On Sun, Mar 27, 2022 at 01:18:46PM -0400, Tom Lane wrote:
> skink has passed several runs since the commit went in, so it's
> "unstable" not "fails consistently". I see the test tries to
> disable autovacuum on that table, so that doesn't seem to be
> the problem ... what is?
This is a race condition, directly unrelated to valgrind but easier to
trigger under it because things get slower. It takes me a dozen of
tries to be able to reproduce the failure locally, but I can wiht
valgrind enabled.
So, the output of the test is simply telling us that the FSM of the
main table is not getting truncated. From what I can see, the
difference is in should_attempt_truncation(), where we finish with
nonempty_pages set to 1 rather than 0 on failure. And it just takes
one autovacuum to run in parallel of the manual VACUUM after the
DELETE to prevent the removal of those tuples, which is what I can see
from the logs on failure:
LOG: statement: DELETE FROM freespace_tab;
DEBUG: autovacuum: processing database "contrib_regression"

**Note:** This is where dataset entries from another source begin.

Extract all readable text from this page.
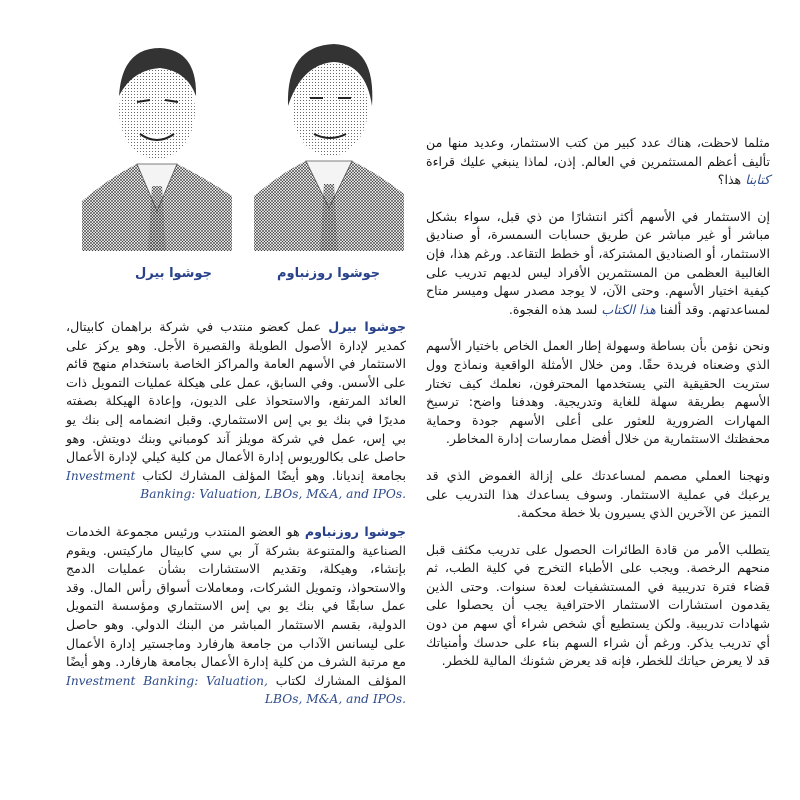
جوشوا بيرل	جوشوا روزنباوم

مثلما لاحظت، هناك عدد كبير من كتب الاستثمار، وعديد منها من تأليف أعظم المستثمرين في العالم. إذن، لماذا ينبغي عليك قراءة كتابنا هذا؟

إن الاستثمار في الأسهم أكثر انتشارًا من ذي قبل، سواء بشكل مباشر أو غير مباشر عن طريق حسابات السمسرة، أو صناديق الاستثمار، أو الصناديق المشتركة، أو خطط التقاعد. ورغم هذا، فإن الغالبية العظمى من المستثمرين الأفراد ليس لديهم تدريب على كيفية اختيار الأسهم. وحتى الآن، لا يوجد مصدر سهل وميسر متاح لمساعدتهم. وقد ألفنا هذا الكتاب لسد هذه الفجوة.

ونحن نؤمن بأن بساطة وسهولة إطار العمل الخاص باختيار الأسهم الذي وضعناه فريدة حقًا. ومن خلال الأمثلة الواقعية ونماذج وول ستريت الحقيقية التي يستخدمها المحترفون، نعلمك كيف تختار الأسهم بطريقة سهلة للغاية وتدريجية. وهدفنا واضح: ترسيخ المهارات الضرورية للعثور على أعلى الأسهم جودة وحماية محفظتك الاستثمارية من خلال أفضل ممارسات إدارة المخاطر.

ونهجنا العملي مصمم لمساعدتك على إزالة الغموض الذي قد يرعبك في عملية الاستثمار. وسوف يساعدك هذا التدريب على التميز عن الآخرين الذي يسيرون بلا خطة محكمة.

يتطلب الأمر من قادة الطائرات الحصول على تدريب مكثف قبل منحهم الرخصة. ويجب على الأطباء التخرج في كلية الطب، ثم قضاء فترة تدريبية في المستشفيات لعدة سنوات. وحتى الذين يقدمون استشارات الاستثمار الاحترافية يجب أن يحصلوا على شهادات تدريبية. ولكن يستطيع أي شخص شراء أي سهم من دون أي تدريب يذكر. ورغم أن شراء السهم بناء على حدسك وأمنياتك قد لا يعرض حياتك للخطر، فإنه قد يعرض شئونك المالية للخطر.

جوشوا بيرل عمل كعضو منتدب في شركة براهمان كابيتال، كمدير لإدارة الأصول الطويلة والقصيرة الأجل. وهو يركز على الاستثمار في الأسهم العامة والمراكز الخاصة باستخدام منهج قائم على الأسس. وفي السابق، عمل على هيكلة عمليات التمويل ذات العائد المرتفع، والاستحواذ على الديون، وإعادة الهيكلة بصفته مديرًا في بنك يو بي إس الاستثماري. وقبل انضمامه إلى بنك يو بي إس، عمل في شركة مويلز آند كومباني وبنك دويتش. وهو حاصل على بكالوريوس إدارة الأعمال من كلية كيلي لإدارة الأعمال بجامعة إنديانا. وهو أيضًا المؤلف المشارك لكتاب Investment Banking: Valuation, LBOs, M&A, and IPOs.

جوشوا روزنباوم هو العضو المنتدب ورئيس مجموعة الخدمات الصناعية والمتنوعة بشركة آر بي سي كابيتال ماركيتس. ويقوم بإنشاء، وهيكلة، وتقديم الاستشارات بشأن عمليات الدمج والاستحواذ، وتمويل الشركات، ومعاملات أسواق رأس المال. وقد عمل سابقًا في بنك يو بي إس الاستثماري ومؤسسة التمويل الدولية، بقسم الاستثمار المباشر من البنك الدولي. وهو حاصل على ليسانس الآداب من جامعة هارفارد وماجستير إدارة الأعمال مع مرتبة الشرف من كلية إدارة الأعمال بجامعة هارفارد. وهو أيضًا المؤلف المشارك لكتاب Investment Banking: Valuation, LBOs, M&A, and IPOs.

LOG: statement: VACUUM freespace_tab;
It seems to me here that the snapshot hold by autovacuum during the
scan of pg_database to find the relations to process is enough to
prevent the FSM truncation, as the tuples cleaned up by the DELETE
query still need to be visible. One simple way to keep this test
would be a custom configuration file with autovacuum disabled and
NO_INSTALLCHECK. Any better ideas?
--
Michael